The Corangamite region is home to fauna species that are unique to the area, many of which are dependent on the natural assets such as native vegetation, waterways and wetlands. Unfortunately, the region has more than 300 species classified as ‘threatened’ in Victoria.
Many species have evolved over thousands of years and will not have the ability to adapt to a climate that is changing in a relatively short timeframe and as a result, changes to the distribution of species is expected to occur. A climate that is hotter and drier will lead to other indirect impacts, such as changes to natural fire and flooding regimes. An increase in these events may have direct impacts on already small, localised populations.
The survival of threatened flora and fauna and ecological communities depends a great deal on the health of native vegetation and the continuing existence of other important habitats.
The Wadawurrung Healthy Country Plan says “Native animals are all the animals that are indigenous and belong to Wadawurrung Country. It includes mammals like echidna and spotted-tailed quoll, birds like Porronggitj (brolga), emu, amphibians like frogs, reptiles like snakes, fish and eels. It also includes insects like butterflies, ants and spiders.
There are many animals that used to be found on Wadawurrung Country but aren’t any more like dingoes and bilbies. All these animals are important because together with the plants and people they make Country healthy.”
Assessment of current condition and trends
Native fauna is highly reliant on the habitat provided by native vegetation with its area and quality often being a determinant of what species will occur there. It is fair to say that the trend for native fauna has generally been on a downward trajectory since large scale land clearing with the majority of our native fauna occurring in protected areas or in locations that are not readily accessed by competition or predators. Within National Parks and reserves, sustainable populations of native fauna have generally been maintained.
DELWP’s Biodiversity Response Planning (BRP) is a new state-wide, area-based approach to biodiversity conservation. It has been designed to strengthen alignment, collaboration and participation between government agencies, Traditional Owners, non-government agencies (NGOs) and the community. Response planning in each area shares the same key elements:
- situation analysis (looking at what the current state of biodiversity and its threats are in each region)
- cataloguing what actions are currently taking place (a list of who’s doing what work where)
- gap analysis (looking for what’s missing and what else needs to be done)

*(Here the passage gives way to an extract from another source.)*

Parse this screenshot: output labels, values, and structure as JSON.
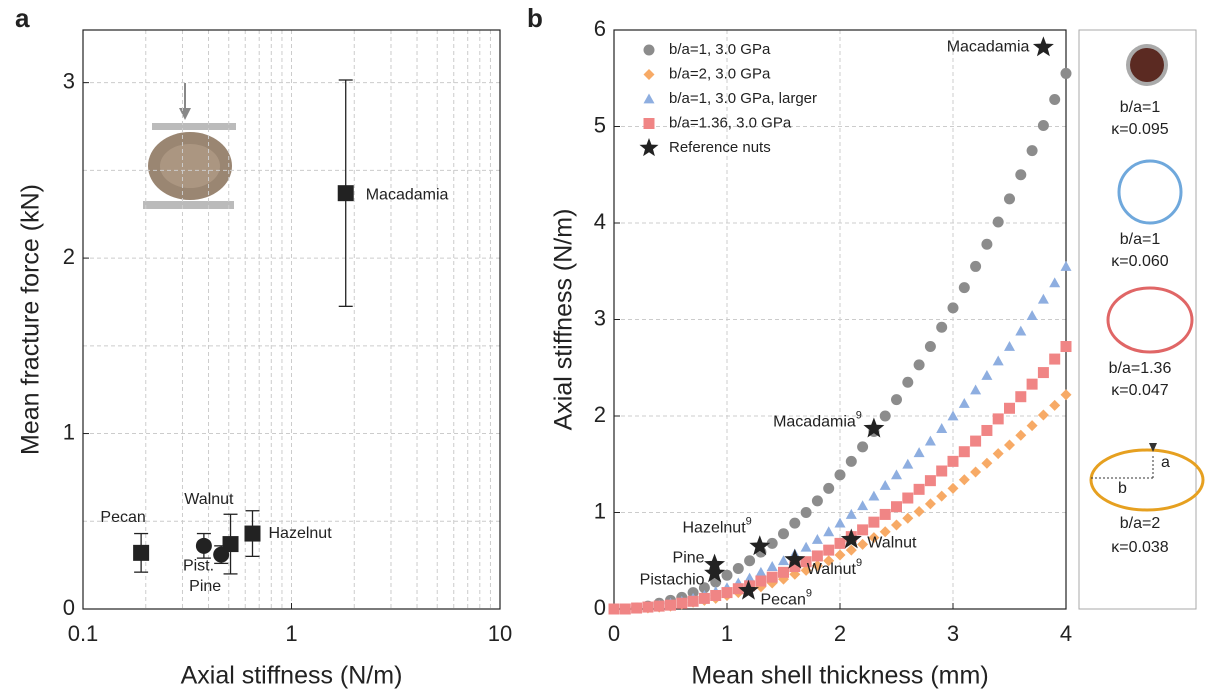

- discussing options (everyone in the network will talk about possible actions to take), and
- determining priorities (what’s the most urgent thing to address).

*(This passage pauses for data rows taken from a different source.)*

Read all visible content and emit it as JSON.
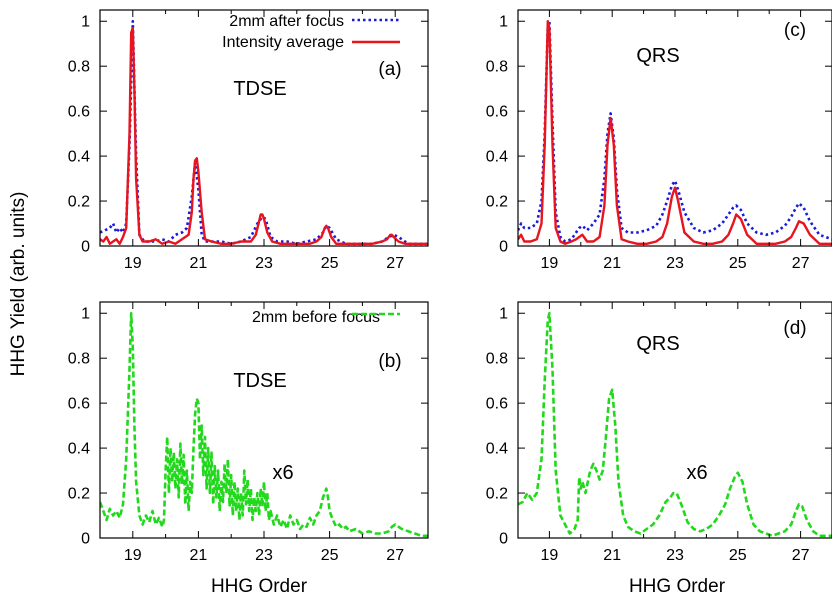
{
  "ylabel": "HHG Yield (arb. units)",
  "xlabel": "HHG Order",
  "colors": {
    "blue": "#1a1adb",
    "red": "#e8141e",
    "green": "#22d81c",
    "axis": "#000000"
  },
  "chart_data": [
    {
      "id": "a",
      "type": "line",
      "panel_label": "(a)",
      "method_label": "TDSE",
      "scale_note": "",
      "xlim": [
        18,
        28
      ],
      "ylim": [
        0,
        1.05
      ],
      "xticks": [
        19,
        21,
        23,
        25,
        27
      ],
      "yticks": [
        0,
        0.2,
        0.4,
        0.6,
        0.8,
        1
      ],
      "ytick_labels": [
        "0",
        "0.2",
        "0.4",
        "0.6",
        "0.8",
        "1"
      ],
      "series": [
        {
          "name": "2mm after focus",
          "style": "dotted",
          "color": "#1a1adb",
          "x": [
            18.0,
            18.15,
            18.3,
            18.4,
            18.5,
            18.6,
            18.7,
            18.8,
            18.9,
            19.0,
            19.1,
            19.2,
            19.35,
            19.5,
            19.7,
            19.9,
            20.1,
            20.3,
            20.5,
            20.65,
            20.8,
            20.9,
            21.0,
            21.1,
            21.2,
            21.4,
            21.7,
            22.0,
            22.3,
            22.6,
            22.8,
            22.95,
            23.05,
            23.2,
            23.4,
            23.7,
            24.0,
            24.3,
            24.6,
            24.8,
            24.9,
            25.0,
            25.2,
            25.5,
            25.9,
            26.3,
            26.6,
            26.8,
            26.95,
            27.1,
            27.4,
            27.7,
            28.0
          ],
          "y": [
            0.06,
            0.07,
            0.08,
            0.1,
            0.06,
            0.08,
            0.06,
            0.1,
            0.45,
            1.0,
            0.4,
            0.05,
            0.02,
            0.02,
            0.02,
            0.03,
            0.02,
            0.05,
            0.06,
            0.08,
            0.22,
            0.37,
            0.25,
            0.05,
            0.02,
            0.02,
            0.02,
            0.01,
            0.02,
            0.04,
            0.1,
            0.13,
            0.12,
            0.04,
            0.02,
            0.02,
            0.01,
            0.02,
            0.03,
            0.06,
            0.09,
            0.08,
            0.03,
            0.01,
            0.01,
            0.01,
            0.02,
            0.04,
            0.05,
            0.04,
            0.01,
            0.01,
            0.01
          ]
        },
        {
          "name": "Intensity average",
          "style": "solid",
          "color": "#e8141e",
          "x": [
            18.0,
            18.1,
            18.2,
            18.3,
            18.4,
            18.5,
            18.6,
            18.7,
            18.8,
            18.9,
            18.95,
            19.0,
            19.05,
            19.1,
            19.2,
            19.3,
            19.5,
            19.7,
            19.9,
            20.1,
            20.3,
            20.5,
            20.7,
            20.8,
            20.85,
            20.9,
            20.95,
            21.0,
            21.1,
            21.2,
            21.4,
            21.7,
            22.0,
            22.3,
            22.6,
            22.75,
            22.85,
            22.9,
            22.95,
            23.0,
            23.1,
            23.25,
            23.5,
            23.8,
            24.1,
            24.4,
            24.6,
            24.75,
            24.85,
            24.9,
            24.95,
            25.05,
            25.2,
            25.5,
            25.9,
            26.3,
            26.6,
            26.75,
            26.85,
            26.9,
            26.95,
            27.1,
            27.3,
            27.6,
            28.0
          ],
          "y": [
            0.03,
            0.02,
            0.04,
            0.01,
            0.02,
            0.03,
            0.01,
            0.04,
            0.08,
            0.5,
            0.95,
            0.97,
            0.7,
            0.3,
            0.05,
            0.02,
            0.02,
            0.03,
            0.01,
            0.02,
            0.01,
            0.03,
            0.05,
            0.15,
            0.3,
            0.38,
            0.39,
            0.33,
            0.15,
            0.03,
            0.02,
            0.01,
            0.01,
            0.02,
            0.02,
            0.05,
            0.11,
            0.14,
            0.14,
            0.12,
            0.06,
            0.02,
            0.01,
            0.01,
            0.01,
            0.01,
            0.02,
            0.04,
            0.08,
            0.09,
            0.08,
            0.04,
            0.01,
            0.01,
            0.01,
            0.01,
            0.02,
            0.03,
            0.05,
            0.05,
            0.04,
            0.02,
            0.01,
            0.01,
            0.01
          ]
        }
      ]
    },
    {
      "id": "b",
      "type": "line",
      "panel_label": "(b)",
      "method_label": "TDSE",
      "scale_note": "x6",
      "xlim": [
        18,
        28
      ],
      "ylim": [
        0,
        1.05
      ],
      "xticks": [
        19,
        21,
        23,
        25,
        27
      ],
      "yticks": [
        0,
        0.2,
        0.4,
        0.6,
        0.8,
        1
      ],
      "ytick_labels": [
        "0",
        "0.2",
        "0.4",
        "0.6",
        "0.8",
        "1"
      ],
      "series": [
        {
          "name": "2mm before focus",
          "style": "dashed",
          "color": "#22d81c",
          "x": [
            18.0,
            18.1,
            18.2,
            18.3,
            18.4,
            18.5,
            18.6,
            18.7,
            18.8,
            18.9,
            18.95,
            19.0,
            19.05,
            19.1,
            19.2,
            19.3,
            19.4,
            19.5,
            19.6,
            19.7,
            19.8,
            19.9,
            19.95,
            20.0,
            20.05,
            20.1,
            20.15,
            20.2,
            20.25,
            20.3,
            20.35,
            20.4,
            20.45,
            20.5,
            20.55,
            20.6,
            20.65,
            20.7,
            20.75,
            20.8,
            20.85,
            20.9,
            20.95,
            21.0,
            21.05,
            21.1,
            21.15,
            21.2,
            21.25,
            21.3,
            21.35,
            21.4,
            21.45,
            21.5,
            21.55,
            21.6,
            21.65,
            21.7,
            21.75,
            21.8,
            21.85,
            21.9,
            21.95,
            22.0,
            22.05,
            22.1,
            22.15,
            22.2,
            22.25,
            22.3,
            22.35,
            22.4,
            22.45,
            22.5,
            22.55,
            22.6,
            22.65,
            22.7,
            22.75,
            22.8,
            22.85,
            22.9,
            22.95,
            23.0,
            23.05,
            23.1,
            23.15,
            23.2,
            23.3,
            23.4,
            23.5,
            23.6,
            23.7,
            23.8,
            23.9,
            24.0,
            24.1,
            24.2,
            24.3,
            24.4,
            24.5,
            24.6,
            24.7,
            24.8,
            24.85,
            24.9,
            24.95,
            25.0,
            25.1,
            25.2,
            25.3,
            25.4,
            25.5,
            25.6,
            25.8,
            26.0,
            26.2,
            26.4,
            26.6,
            26.8,
            26.9,
            27.0,
            27.2,
            27.4,
            27.6,
            27.8,
            28.0
          ],
          "y": [
            0.16,
            0.12,
            0.08,
            0.13,
            0.1,
            0.12,
            0.09,
            0.15,
            0.35,
            0.75,
            1.0,
            0.85,
            0.5,
            0.25,
            0.1,
            0.06,
            0.1,
            0.07,
            0.12,
            0.06,
            0.09,
            0.05,
            0.08,
            0.3,
            0.45,
            0.2,
            0.4,
            0.25,
            0.38,
            0.22,
            0.35,
            0.18,
            0.42,
            0.24,
            0.37,
            0.15,
            0.3,
            0.12,
            0.25,
            0.2,
            0.4,
            0.55,
            0.62,
            0.6,
            0.35,
            0.5,
            0.28,
            0.45,
            0.22,
            0.4,
            0.2,
            0.38,
            0.15,
            0.32,
            0.18,
            0.3,
            0.12,
            0.25,
            0.16,
            0.33,
            0.2,
            0.35,
            0.14,
            0.28,
            0.1,
            0.25,
            0.12,
            0.22,
            0.08,
            0.2,
            0.1,
            0.3,
            0.15,
            0.26,
            0.12,
            0.22,
            0.08,
            0.18,
            0.12,
            0.2,
            0.1,
            0.22,
            0.14,
            0.25,
            0.12,
            0.2,
            0.08,
            0.12,
            0.06,
            0.1,
            0.05,
            0.08,
            0.04,
            0.1,
            0.06,
            0.08,
            0.04,
            0.06,
            0.05,
            0.09,
            0.06,
            0.1,
            0.12,
            0.18,
            0.2,
            0.22,
            0.18,
            0.12,
            0.08,
            0.05,
            0.06,
            0.04,
            0.05,
            0.03,
            0.04,
            0.02,
            0.03,
            0.02,
            0.02,
            0.03,
            0.05,
            0.06,
            0.04,
            0.03,
            0.02,
            0.01,
            0.01
          ]
        }
      ]
    },
    {
      "id": "c",
      "type": "line",
      "panel_label": "(c)",
      "method_label": "QRS",
      "scale_note": "",
      "xlim": [
        18,
        28
      ],
      "ylim": [
        0,
        1.05
      ],
      "xticks": [
        19,
        21,
        23,
        25,
        27
      ],
      "yticks": [
        0,
        0.2,
        0.4,
        0.6,
        0.8,
        1
      ],
      "ytick_labels": [
        "0",
        "0.2",
        "0.4",
        "0.6",
        "0.8",
        "1"
      ],
      "series": [
        {
          "name": "",
          "style": "dotted",
          "color": "#1a1adb",
          "x": [
            18.0,
            18.1,
            18.2,
            18.4,
            18.6,
            18.75,
            18.85,
            18.95,
            19.0,
            19.1,
            19.2,
            19.35,
            19.5,
            19.7,
            19.85,
            19.95,
            20.05,
            20.2,
            20.4,
            20.6,
            20.75,
            20.85,
            20.95,
            21.05,
            21.15,
            21.3,
            21.5,
            21.8,
            22.1,
            22.4,
            22.6,
            22.75,
            22.9,
            23.0,
            23.1,
            23.3,
            23.6,
            23.9,
            24.2,
            24.5,
            24.7,
            24.85,
            24.95,
            25.1,
            25.3,
            25.6,
            25.9,
            26.2,
            26.5,
            26.7,
            26.85,
            26.95,
            27.1,
            27.3,
            27.6,
            28.0
          ],
          "y": [
            0.07,
            0.1,
            0.08,
            0.08,
            0.1,
            0.2,
            0.5,
            0.98,
            1.0,
            0.55,
            0.15,
            0.04,
            0.02,
            0.03,
            0.06,
            0.08,
            0.09,
            0.07,
            0.1,
            0.14,
            0.3,
            0.5,
            0.59,
            0.48,
            0.25,
            0.08,
            0.06,
            0.06,
            0.07,
            0.09,
            0.14,
            0.2,
            0.27,
            0.29,
            0.25,
            0.15,
            0.08,
            0.06,
            0.07,
            0.1,
            0.14,
            0.17,
            0.18,
            0.16,
            0.1,
            0.06,
            0.05,
            0.06,
            0.09,
            0.13,
            0.17,
            0.19,
            0.17,
            0.11,
            0.05,
            0.03
          ]
        },
        {
          "name": "",
          "style": "solid",
          "color": "#e8141e",
          "x": [
            18.0,
            18.1,
            18.2,
            18.4,
            18.6,
            18.75,
            18.85,
            18.95,
            19.0,
            19.1,
            19.2,
            19.35,
            19.5,
            19.7,
            19.85,
            19.95,
            20.05,
            20.2,
            20.4,
            20.6,
            20.75,
            20.85,
            20.95,
            21.05,
            21.15,
            21.3,
            21.5,
            21.8,
            22.1,
            22.4,
            22.6,
            22.75,
            22.9,
            23.0,
            23.1,
            23.3,
            23.6,
            23.9,
            24.2,
            24.5,
            24.7,
            24.85,
            24.95,
            25.1,
            25.3,
            25.6,
            25.9,
            26.2,
            26.5,
            26.7,
            26.85,
            26.95,
            27.1,
            27.3,
            27.6,
            28.0
          ],
          "y": [
            0.03,
            0.05,
            0.02,
            0.02,
            0.03,
            0.1,
            0.45,
            1.0,
            0.97,
            0.45,
            0.08,
            0.02,
            0.01,
            0.02,
            0.03,
            0.04,
            0.05,
            0.02,
            0.02,
            0.04,
            0.18,
            0.45,
            0.57,
            0.45,
            0.18,
            0.03,
            0.02,
            0.01,
            0.01,
            0.02,
            0.04,
            0.1,
            0.22,
            0.26,
            0.2,
            0.06,
            0.02,
            0.01,
            0.01,
            0.02,
            0.05,
            0.1,
            0.14,
            0.12,
            0.05,
            0.01,
            0.01,
            0.01,
            0.02,
            0.04,
            0.08,
            0.11,
            0.1,
            0.05,
            0.01,
            0.01
          ]
        }
      ]
    },
    {
      "id": "d",
      "type": "line",
      "panel_label": "(d)",
      "method_label": "QRS",
      "scale_note": "x6",
      "xlim": [
        18,
        28
      ],
      "ylim": [
        0,
        1.05
      ],
      "xticks": [
        19,
        21,
        23,
        25,
        27
      ],
      "yticks": [
        0,
        0.2,
        0.4,
        0.6,
        0.8,
        1
      ],
      "ytick_labels": [
        "0",
        "0.2",
        "0.4",
        "0.6",
        "0.8",
        "1"
      ],
      "series": [
        {
          "name": "",
          "style": "dashed",
          "color": "#22d81c",
          "x": [
            18.0,
            18.15,
            18.3,
            18.45,
            18.6,
            18.75,
            18.85,
            18.95,
            19.0,
            19.1,
            19.2,
            19.35,
            19.5,
            19.65,
            19.8,
            19.9,
            19.95,
            20.0,
            20.05,
            20.15,
            20.3,
            20.4,
            20.5,
            20.6,
            20.7,
            20.8,
            20.9,
            21.0,
            21.1,
            21.2,
            21.35,
            21.5,
            21.7,
            21.9,
            22.1,
            22.3,
            22.5,
            22.7,
            22.85,
            22.95,
            23.05,
            23.2,
            23.4,
            23.6,
            23.8,
            24.0,
            24.2,
            24.4,
            24.6,
            24.75,
            24.9,
            25.0,
            25.15,
            25.3,
            25.5,
            25.7,
            25.9,
            26.1,
            26.3,
            26.5,
            26.7,
            26.85,
            26.95,
            27.05,
            27.2,
            27.4,
            27.6,
            27.8,
            28.0
          ],
          "y": [
            0.15,
            0.16,
            0.2,
            0.17,
            0.2,
            0.35,
            0.7,
            0.97,
            1.0,
            0.75,
            0.3,
            0.1,
            0.06,
            0.02,
            0.04,
            0.08,
            0.27,
            0.22,
            0.25,
            0.2,
            0.3,
            0.33,
            0.3,
            0.26,
            0.3,
            0.45,
            0.62,
            0.66,
            0.5,
            0.25,
            0.1,
            0.05,
            0.03,
            0.02,
            0.04,
            0.06,
            0.1,
            0.16,
            0.18,
            0.2,
            0.2,
            0.15,
            0.07,
            0.04,
            0.03,
            0.04,
            0.06,
            0.1,
            0.15,
            0.22,
            0.27,
            0.29,
            0.25,
            0.15,
            0.06,
            0.03,
            0.02,
            0.01,
            0.02,
            0.03,
            0.06,
            0.12,
            0.15,
            0.14,
            0.08,
            0.03,
            0.01,
            0.01,
            0.01
          ]
        }
      ]
    }
  ]
}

The BRP maps will guide where biodiversity actions should occur, whether this is through voluntary efforts or as a result of future investment by the Government or other sources. The maps of agreed priorities and other outputs of these collaborative processes will be publicly available and regularly updated. The aim of BRP is to get the best possible outcome for biodiversity overall. Biodiversity Response Planning is how DELWP is implementing Victoria’s plan for Biodiversity, Protecting Victoria’s Environment – Biodiversity 2037, in different places.
For more information on threatened ecological communities and threatened species under the EPBC Act, see Relevant Biodiversity Documents under the Biodiversity tab.
Major threats and drivers of change
The major threats and drivers of change for the region’s native fauna is the loss and deterioration of habitat. Urban encroachment has also had a major impact with some urban animal populations becoming problematic because of their impacts on amenity or their role as vectors of disease. Urban growth has been shown to cause overall reductions in the distributions of birds. Another result of urbanisation is that animals are increasingly exposed to urban boundaries with different edge contrasts.
Introduced animals have also had a major impact by either preying on native fauna or competing with it for food and habitat. Predation by foxes is a major threat to fauna and many wetland bird species, particularly ground-nesting birds.